Theseus emulated the worst of the immortals: their greed, their ruthlessness and the endless selfish desires that would overturn the world, as though it were a trinket box, and plunder its contents for a passing whim because they believed it belonged to them anyway. He was like any number of grasping, petty deities of all ranks and description who would take what they wanted and discard what they did not, with never a thought for what they left in their wake.

But Dionysus had told me he was not like other gods, and I knew he was not like other men, either. I held his hand more tightly in my own.
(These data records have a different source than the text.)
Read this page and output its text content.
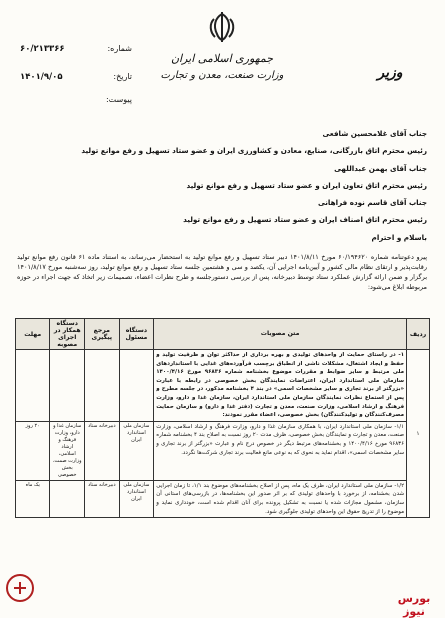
جمهوری اسلامی ایران
وزارت صنعت، معدن و تجارت	وزیر
شماره:
۶۰/۲۱۳۳۶۶
تاریخ:
۱۴۰۱/۹/۰۵
پیوست:
جناب آقای غلامحسین شافعی
رئیس محترم اتاق بازرگانی، صنایع، معادن و کشاورزی ایران و عضو ستاد تسهیل و رفع موانع تولید
جناب آقای بهمن عبداللهی
رئیس محترم اتاق تعاون ایران و عضو ستاد تسهیل و رفع موانع تولید
جناب آقای قاسم نوده فراهانی
رئیس محترم اتاق اصناف ایران و عضو ستاد تسهیل و رفع موانع تولید
باسلام و احترام
پیرو دعوتنامه شماره ۶۰/۱۹۴۶۲۰ مورخ ۱۴۰۱/۸/۱۱ دبیر ستاد تسهیل و رفع موانع تولید به استحضار می‌رساند، به استناد ماده ۶۱ قانون رفع موانع تولید رقابت‌پذیر و ارتقای نظام مالی کشور و آیین‌نامه اجرایی آن، یکصد و سی و هشتمین جلسه ستاد تسهیل و رفع موانع تولید، روز سه‌شنبه مورخ ۱۴۰۱/۸/۱۷ برگزار و ضمن ارائه گزارش عملکرد ستاد توسط دبیرخانه، پس از بررسی دستورجلسه و طرح نظرات اعضاء، تصمیمات زیر اتخاذ که جهت اجراء در حوزه مربوطه ابلاغ می‌شود:
ردیف	متن مصوبات	دستگاه مسئول	مرجع پیگیری	دستگاه همکار در اجرای مصوبه	مهلت
۱	۱- در راستای حمایت از واحدهای تولیدی و بهره برداری از حداکثر توان و ظرفیت تولید و حفظ و ایجاد اشتغال، مشکلات ناشی از انطباق برچسب فرآورده‌های غذایی با استانداردهای ملی مرتبط و سایر ضوابط و مقررات موضوع بخشنامه شماره ۹۶۸۳۶ مورخ ۱۴۰۰/۴/۱۶ سازمان ملی استاندارد ایران، اعتراضات نمایندگان بخش خصوصی در رابطه با عبارت «بزرگتر از برند تجاری و سایر مشخصات اسمی» در بند ۴ بخشنامه مذکور، در جلسه مطرح و پس از استماع نظرات نمایندگان سازمان ملی استاندارد ایران، سازمان غذا و دارو، وزارت فرهنگ و ارشاد اسلامی، وزارت صنعت، معدن و تجارت (دفتر غذا و دارو) و سازمان حمایت مصرف‌کنندگان و تولیدکنندگان) بخش خصوصی، اعضاء مقرر نمودند:				
	۱/۱- سازمان ملی استاندارد ایران، با همکاری سازمان غذا و دارو، وزارت فرهنگ و ارشاد اسلامی، وزارت صنعت، معدن و تجارت و نمایندگان بخش خصوصی، ظرف مدت ۲۰ روز نسبت به اصلاح بند ۴ بخشنامه شماره ۹۶۸۳۶ مورخ ۱۴۰۰/۴/۱۶ و بخشنامه‌های مرتبط دیگر در خصوص درج نام و عبارت «بزرگتر از برند تجاری و سایر مشخصات اسمی»، اقدام نماید به نحوی که به نوعی مانع فعالیت برند تجاری شرکت‌ها نگردد.	سازمان ملی استاندارد ایران	دبیرخانه ستاد	سازمان غذا و دارو، وزارت فرهنگ و ارشاد اسلامی، وزارت صمت، بخش خصوصی	۲۰ روز
	۱/۲- سازمان ملی استاندارد ایران، ظرف یک ماه، پس از اصلاح بخشنامه‌های موضوع بند ۱/۱، تا زمان اجرایی شدن بخشنامه، از برخورد با واحدهای تولیدی که بر اثر صدور این بخشنامه‌ها، در بازرسی‌های استانی آن سازمان، مشمول مجازات شده یا نسبت به تشکیل پرونده برای آنان اقدام شده است، خودداری نماید و موضوع را از تدریج حقوق این واحدهای تولیدی جلوگیری شود.	سازمان ملی استاندارد ایران	دبیرخانه ستاد		یک ماه
بورس نیوز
He had come back again. Perhaps I could begin to believe that truly he would stay.





22


The island transformed day by day. Somehow, news of Dionysus’ return must have spread, for each afternoon, new arrivals emerged. A band of laughing, singing young women who followed him wherever he went now came to Naxos and suddenly, the solitary beach and empty forests were filled with the sound of the flute and the lyre and the piping of female voices. I was fascinated by them; ‘maenads’ he had told me they were called, and their beaming faces seemed to greet me everywhere. Their good-natured chatter brought the stillness of the island to vivid life. Like Dionysus himself, his followers seemed curiously innocent and full of sweetness. I watched them as they wove their way sinuously through the trees and up the sloping sides of the mountains, letting their hair swing loosely in the fluttering breeze which carried fragments of their songs to me. At night, they poured rivers of sweet, rich wine in libation to Dionysus whilst he looked on with an approving smile and they drank together before beginning their lazy, spinning dances. They seemed to be animated by a simple joy of living; the glimmer of the moonlight across the waves or the scent of the flowers that clustered everywhere gave rise to yet more song and yet more laughter. In the day, they tended their own vegetable patches and wove cloth on the great loom that now shone like polished onyx, and they milked the goats that dotted the landscape and engaged in a happy and quiet domestic industry that I had not expected.